Manhattan Storage & Warehouse Co. v. Benguiat Art Museum

McLaughlin, J.:

This appeal is from an interlocutory judgment sustaining a demurrer to a complaint in an action of interpleader on the *197ground that it does not state facts sufficient to constitute a cause of action.

The complaint alleges, in substance, that the plaintiff is a warehouseman, and as such has on storage certain personal property, consisting of rugs, antiques, embroideries and other works of art, inclosed in boxes and barrels; that the property was deposited with it by one H. Ephraim Benguiat and Mordecai Benguiat; that subsequent thereto the defendant Benguiat Art Museum claimed to be the owner, by virtue of an assignment from the depositors, and demanded possession from the plaintiff, and threatened to hold it responsible if delivery were not made in accordance with the demand; that Vitall Benguiat and. Leopold Benguiat also claimed to be the owners of the property and have demanded the same from the plaintiff; that the defendant Harburger, as sheriff of the county of New York, also claims to be entitled to the possession of the property by virtue of a warrant of attachment issued in an action pending in the Supreme Court between Vitall Benguiat and another and Ephraim Benguiat and another, and “has levied upon said property by virtue of said warrant of attachment, claiming it to be the property of the defendants in said action; ” that there are now pending several actions between the Benguiats and the Benguiat Art Museum with reference to the title and possession of the goods, and that the plaintiff retains and has possession of the goods as a warehouseman and is unable to determine who is the true owner, or to whom the delivery should be made. The judgment demanded is, among other things, that the defendants be required to interplead concerning their respective claims to the property; that a receiver be appointed, and that the plaintiff be discharged from further Lability upon delivering the property to him.
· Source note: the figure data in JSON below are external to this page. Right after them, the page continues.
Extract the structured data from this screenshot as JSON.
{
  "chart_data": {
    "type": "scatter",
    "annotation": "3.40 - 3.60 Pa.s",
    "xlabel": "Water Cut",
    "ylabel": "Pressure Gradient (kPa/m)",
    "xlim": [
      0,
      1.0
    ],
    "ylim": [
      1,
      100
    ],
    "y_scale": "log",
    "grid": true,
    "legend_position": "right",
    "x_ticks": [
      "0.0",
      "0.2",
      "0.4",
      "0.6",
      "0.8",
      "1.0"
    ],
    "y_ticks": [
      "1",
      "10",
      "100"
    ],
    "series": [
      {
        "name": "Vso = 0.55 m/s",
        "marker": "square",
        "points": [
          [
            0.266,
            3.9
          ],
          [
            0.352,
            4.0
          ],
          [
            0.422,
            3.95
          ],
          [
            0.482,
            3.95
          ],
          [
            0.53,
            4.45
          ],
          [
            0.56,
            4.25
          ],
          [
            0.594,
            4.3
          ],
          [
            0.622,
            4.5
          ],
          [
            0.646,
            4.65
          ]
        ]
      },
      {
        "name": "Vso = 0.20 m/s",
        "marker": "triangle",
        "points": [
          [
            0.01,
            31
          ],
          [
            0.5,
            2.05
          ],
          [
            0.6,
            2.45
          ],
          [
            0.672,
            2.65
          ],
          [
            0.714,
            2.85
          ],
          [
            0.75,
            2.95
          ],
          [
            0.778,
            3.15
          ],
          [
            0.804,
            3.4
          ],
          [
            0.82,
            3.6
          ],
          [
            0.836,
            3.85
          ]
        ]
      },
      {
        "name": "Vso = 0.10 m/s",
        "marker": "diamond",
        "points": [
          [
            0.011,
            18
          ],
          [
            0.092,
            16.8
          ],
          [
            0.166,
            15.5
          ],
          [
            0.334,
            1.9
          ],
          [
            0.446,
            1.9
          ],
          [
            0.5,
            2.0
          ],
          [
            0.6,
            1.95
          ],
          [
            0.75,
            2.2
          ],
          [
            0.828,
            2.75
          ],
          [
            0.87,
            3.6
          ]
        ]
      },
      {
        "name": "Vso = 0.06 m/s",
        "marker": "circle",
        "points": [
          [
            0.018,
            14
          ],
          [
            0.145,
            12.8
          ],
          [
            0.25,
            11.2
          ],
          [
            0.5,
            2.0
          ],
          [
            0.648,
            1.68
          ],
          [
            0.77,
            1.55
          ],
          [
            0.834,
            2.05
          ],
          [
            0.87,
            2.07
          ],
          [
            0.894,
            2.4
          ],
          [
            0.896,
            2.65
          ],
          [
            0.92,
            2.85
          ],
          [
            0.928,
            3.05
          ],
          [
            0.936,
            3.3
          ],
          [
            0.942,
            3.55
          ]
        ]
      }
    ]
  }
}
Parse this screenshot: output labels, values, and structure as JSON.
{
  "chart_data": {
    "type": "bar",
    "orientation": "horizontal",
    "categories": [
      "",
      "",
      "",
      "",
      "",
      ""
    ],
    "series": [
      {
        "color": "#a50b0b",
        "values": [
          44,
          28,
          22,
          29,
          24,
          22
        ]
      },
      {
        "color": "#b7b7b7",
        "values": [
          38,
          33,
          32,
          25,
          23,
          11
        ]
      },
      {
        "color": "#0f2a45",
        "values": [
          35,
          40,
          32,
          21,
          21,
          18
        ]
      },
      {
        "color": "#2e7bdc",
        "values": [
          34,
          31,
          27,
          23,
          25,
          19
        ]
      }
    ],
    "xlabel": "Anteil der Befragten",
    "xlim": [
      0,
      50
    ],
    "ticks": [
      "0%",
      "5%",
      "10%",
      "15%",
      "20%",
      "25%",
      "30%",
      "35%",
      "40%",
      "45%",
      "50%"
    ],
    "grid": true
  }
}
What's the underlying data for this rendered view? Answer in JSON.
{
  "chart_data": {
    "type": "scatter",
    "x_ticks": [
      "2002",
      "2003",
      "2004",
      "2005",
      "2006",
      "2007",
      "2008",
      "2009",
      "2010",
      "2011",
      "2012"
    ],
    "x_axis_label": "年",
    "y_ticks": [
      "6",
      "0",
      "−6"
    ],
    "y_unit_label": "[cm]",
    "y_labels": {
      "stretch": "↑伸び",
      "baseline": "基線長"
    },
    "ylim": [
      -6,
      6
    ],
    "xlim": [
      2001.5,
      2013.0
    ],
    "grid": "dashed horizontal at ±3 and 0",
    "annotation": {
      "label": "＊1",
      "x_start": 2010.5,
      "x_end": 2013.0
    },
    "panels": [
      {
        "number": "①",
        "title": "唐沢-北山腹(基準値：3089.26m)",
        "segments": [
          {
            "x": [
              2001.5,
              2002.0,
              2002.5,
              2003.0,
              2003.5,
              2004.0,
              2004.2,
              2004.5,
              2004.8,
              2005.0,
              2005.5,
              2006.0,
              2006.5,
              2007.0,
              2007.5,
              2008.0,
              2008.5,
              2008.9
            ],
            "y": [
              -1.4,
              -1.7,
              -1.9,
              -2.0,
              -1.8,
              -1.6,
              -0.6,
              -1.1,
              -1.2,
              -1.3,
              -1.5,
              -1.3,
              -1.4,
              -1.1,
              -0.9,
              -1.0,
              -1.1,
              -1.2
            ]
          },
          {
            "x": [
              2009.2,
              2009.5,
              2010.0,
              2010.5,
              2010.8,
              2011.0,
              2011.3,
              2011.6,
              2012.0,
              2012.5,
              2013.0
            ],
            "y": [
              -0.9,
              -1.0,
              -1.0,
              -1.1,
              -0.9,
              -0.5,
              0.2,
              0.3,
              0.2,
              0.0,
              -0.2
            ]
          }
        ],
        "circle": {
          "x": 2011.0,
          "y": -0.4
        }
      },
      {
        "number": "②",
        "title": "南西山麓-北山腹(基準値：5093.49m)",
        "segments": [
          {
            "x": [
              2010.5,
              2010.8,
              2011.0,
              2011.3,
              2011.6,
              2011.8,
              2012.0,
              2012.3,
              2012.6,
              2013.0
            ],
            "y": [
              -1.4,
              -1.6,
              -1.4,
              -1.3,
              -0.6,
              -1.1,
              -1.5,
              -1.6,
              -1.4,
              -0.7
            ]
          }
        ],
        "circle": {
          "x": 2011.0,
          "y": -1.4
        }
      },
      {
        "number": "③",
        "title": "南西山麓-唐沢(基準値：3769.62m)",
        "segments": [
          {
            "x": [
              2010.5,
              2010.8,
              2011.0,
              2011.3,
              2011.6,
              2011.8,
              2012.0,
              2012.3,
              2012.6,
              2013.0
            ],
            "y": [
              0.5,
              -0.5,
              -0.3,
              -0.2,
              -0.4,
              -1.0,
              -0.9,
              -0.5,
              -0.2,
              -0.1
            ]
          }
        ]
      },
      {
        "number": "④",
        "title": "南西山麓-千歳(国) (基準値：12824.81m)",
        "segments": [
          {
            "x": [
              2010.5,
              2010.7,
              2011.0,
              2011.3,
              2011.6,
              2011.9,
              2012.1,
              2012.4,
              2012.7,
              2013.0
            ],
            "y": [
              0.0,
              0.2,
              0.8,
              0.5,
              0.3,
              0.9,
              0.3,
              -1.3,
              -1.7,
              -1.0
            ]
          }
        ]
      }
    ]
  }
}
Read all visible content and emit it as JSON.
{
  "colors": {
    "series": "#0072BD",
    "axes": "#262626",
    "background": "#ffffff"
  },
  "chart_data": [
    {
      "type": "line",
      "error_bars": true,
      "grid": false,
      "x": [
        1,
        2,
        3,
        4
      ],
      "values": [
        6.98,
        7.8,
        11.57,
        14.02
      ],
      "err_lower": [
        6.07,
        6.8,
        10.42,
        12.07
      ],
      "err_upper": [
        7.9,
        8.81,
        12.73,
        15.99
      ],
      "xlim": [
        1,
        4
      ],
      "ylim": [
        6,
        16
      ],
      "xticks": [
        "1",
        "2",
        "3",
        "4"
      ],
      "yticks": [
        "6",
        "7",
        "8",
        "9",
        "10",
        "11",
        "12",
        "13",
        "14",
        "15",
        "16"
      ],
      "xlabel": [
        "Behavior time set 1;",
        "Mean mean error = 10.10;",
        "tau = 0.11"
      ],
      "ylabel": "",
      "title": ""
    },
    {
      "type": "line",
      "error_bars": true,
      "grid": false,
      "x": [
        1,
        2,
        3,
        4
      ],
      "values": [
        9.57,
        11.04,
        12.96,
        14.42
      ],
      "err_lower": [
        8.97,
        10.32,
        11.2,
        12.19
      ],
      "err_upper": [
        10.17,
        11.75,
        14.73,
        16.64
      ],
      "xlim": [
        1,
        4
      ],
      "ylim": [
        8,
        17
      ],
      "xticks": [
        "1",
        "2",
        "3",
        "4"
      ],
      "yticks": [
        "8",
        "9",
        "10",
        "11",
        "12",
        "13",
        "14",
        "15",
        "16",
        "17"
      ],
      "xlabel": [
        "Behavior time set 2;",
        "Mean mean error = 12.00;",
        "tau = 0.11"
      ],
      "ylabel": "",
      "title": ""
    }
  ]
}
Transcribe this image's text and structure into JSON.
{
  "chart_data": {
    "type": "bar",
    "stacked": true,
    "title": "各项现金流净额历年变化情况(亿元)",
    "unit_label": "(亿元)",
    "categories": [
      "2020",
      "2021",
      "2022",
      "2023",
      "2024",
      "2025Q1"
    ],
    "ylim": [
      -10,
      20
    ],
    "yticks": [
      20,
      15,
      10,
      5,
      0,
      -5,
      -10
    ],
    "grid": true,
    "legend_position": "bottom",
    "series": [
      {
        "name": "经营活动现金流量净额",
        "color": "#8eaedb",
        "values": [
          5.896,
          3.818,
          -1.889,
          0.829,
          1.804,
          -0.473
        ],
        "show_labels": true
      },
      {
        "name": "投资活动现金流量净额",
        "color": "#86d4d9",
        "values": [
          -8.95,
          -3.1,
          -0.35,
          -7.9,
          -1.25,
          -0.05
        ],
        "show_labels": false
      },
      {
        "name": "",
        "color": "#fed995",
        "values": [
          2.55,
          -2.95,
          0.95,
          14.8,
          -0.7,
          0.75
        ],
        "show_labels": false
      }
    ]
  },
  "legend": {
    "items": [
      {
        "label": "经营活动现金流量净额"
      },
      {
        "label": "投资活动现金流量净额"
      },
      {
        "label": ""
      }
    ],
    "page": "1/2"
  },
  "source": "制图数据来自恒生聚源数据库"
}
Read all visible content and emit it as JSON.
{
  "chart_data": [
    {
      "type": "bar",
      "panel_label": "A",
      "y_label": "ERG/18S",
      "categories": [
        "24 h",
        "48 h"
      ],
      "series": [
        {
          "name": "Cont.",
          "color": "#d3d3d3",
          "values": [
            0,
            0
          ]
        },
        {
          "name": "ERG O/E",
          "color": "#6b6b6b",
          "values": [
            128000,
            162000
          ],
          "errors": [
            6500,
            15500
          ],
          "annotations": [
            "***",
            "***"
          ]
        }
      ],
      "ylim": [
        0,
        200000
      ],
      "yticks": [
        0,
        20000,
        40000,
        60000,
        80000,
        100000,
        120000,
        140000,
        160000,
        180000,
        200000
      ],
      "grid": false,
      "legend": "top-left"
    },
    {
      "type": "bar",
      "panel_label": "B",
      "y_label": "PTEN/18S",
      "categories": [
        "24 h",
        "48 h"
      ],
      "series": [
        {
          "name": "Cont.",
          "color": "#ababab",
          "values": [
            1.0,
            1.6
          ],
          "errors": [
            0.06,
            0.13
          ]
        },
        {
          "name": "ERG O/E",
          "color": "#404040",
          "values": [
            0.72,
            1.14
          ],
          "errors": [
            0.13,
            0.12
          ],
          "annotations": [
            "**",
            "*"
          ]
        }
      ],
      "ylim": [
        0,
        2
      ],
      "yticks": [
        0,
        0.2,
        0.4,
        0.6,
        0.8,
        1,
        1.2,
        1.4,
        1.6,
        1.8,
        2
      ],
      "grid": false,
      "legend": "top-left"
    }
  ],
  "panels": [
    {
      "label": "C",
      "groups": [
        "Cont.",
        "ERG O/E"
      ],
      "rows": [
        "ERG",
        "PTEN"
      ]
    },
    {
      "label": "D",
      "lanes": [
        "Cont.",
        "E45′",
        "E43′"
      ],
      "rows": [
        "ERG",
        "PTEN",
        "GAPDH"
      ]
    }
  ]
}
The facts alleged bring the case, as it seems to me, directly within the provisions of the statute which permit a warehouseman to maintain an action for interpleader. Section 103 of the General Business Law (Consol. Laws, chap. 20; Laws of 1909, chap. 25) provides that if more than one person claim the title or possession of the goods, the warehouseman may, either as a defense to an action brought against him for nondelivery of the goods, or as an original suit, whichever is *198appropriate, require all known claimants to interplead. Section 104 provides that where a person other than the one depositing the goods makes a claim to them, or the warehouseman has information of such claim, he is excused from liability for refusing to deliver the same until he has had a reasonable time to ascertain the validity of the adverse claim or to bring legal proceedings to compel all claimants to interplead.

The art museum claims to be entitled to the property by virtue of an assignment from the original depositors; the sheriff by virtue of the warrant of attachment; and Vitall Benguiat and Leopold Benguiat as owners. The plaintiff does not know, nor has it the means of determining, who actually owns the property or is entitled to its possession. Under such circumstances, for its own protection, it asks that these different claimants be compelled to litigate among themselves their respective claims. The statute was designed to meet just such a situation. (Beebe v. Mead, 101 App. Div. 500.) The demurrer was sustained, as appears from the opinion of the learned justice sitting at Special Term, because the complaint alleges that the sheriff had under a warrant of attachment levied upon the property; that such allegation necessarily implied that the sheriff had taken the goods into his actual custody. But the learned justice inadvertently overlooked other allegations of the complaint setting forth that “since the delivery of said goods * * * and the receipt thereof by the plaintiff, the plaintiff has retained and still retains said goods on storage as a warehouseman” and that it is “ready and willing to deliver” them to such persons as the court may direct.

The interlocutory judgment appealed from should be reversed, with costs to the appellant, and the demurrer overruled, with costs, with leave to the demurring defendant to withdraw its demurrer and answer on payment of costs.

Ingraham, P. J., Laughlin, Clarke and Dowling, JJ., concurred.

Judgment reversed, with costs, and demurrer overruled, with costs, with léave to demurring defendant to withdraw demurrer and to answer on payment of costs.